Freitag, 22. November 2024

LGBTQ im Triathlon: Wo ist die gelebte Toleranz?

Die Ankündigung zur LGBTQ-Präsenz bei der Challenge Roth in Form eines Messestands und eines Stimmungsnests hat für eine Diskussion gesorgt, die es bisher selten auf unseren Kanälen gegeben hat. Von der toleranten und weltoffenen Triathlonszene schien auf einmal nicht mehr so viel übrig zu sein. Ein Kommentar.

Frank Wechsel Im Zielstadion der Challenge Roth wrd in diesem Jahr zum ersten Mal auch eine Regenbogenflagge aufgehängt – gut so.
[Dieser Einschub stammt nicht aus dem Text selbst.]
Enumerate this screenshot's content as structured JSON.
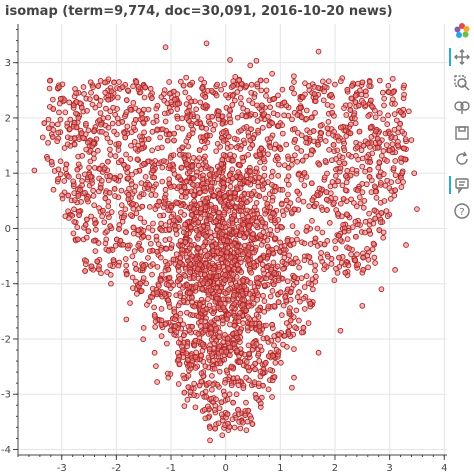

285. So viele Rückmeldungen fanden sich unter einem geteilten Artikel auf der Facebook-Seite von tri-mag.de – keine 48 Stunden, nachdem dieser erschienen war. Gegenstand des Artikels war die Ankündigung eines Messestands und eines Stimmungsnests bei einem der größten und bedeutendsten Triathlons der Welt, der Challenge Roth. Was es darüber in dieser Masse zu kommentieren gibt, fragt man sich zurecht. Der Expostand und das Stimmungsnest werden von der Organisation „SportPride“ initiiert und sollen ein Ort zum Austausch und zur Begegnung queerer Menschen sowie deren Supportern in der Triathloncommunity sein. Das Thema LGBTQ scheint einen Nerv zu treffen, wie die Kommentarspalte eindrucksvoll zeigt.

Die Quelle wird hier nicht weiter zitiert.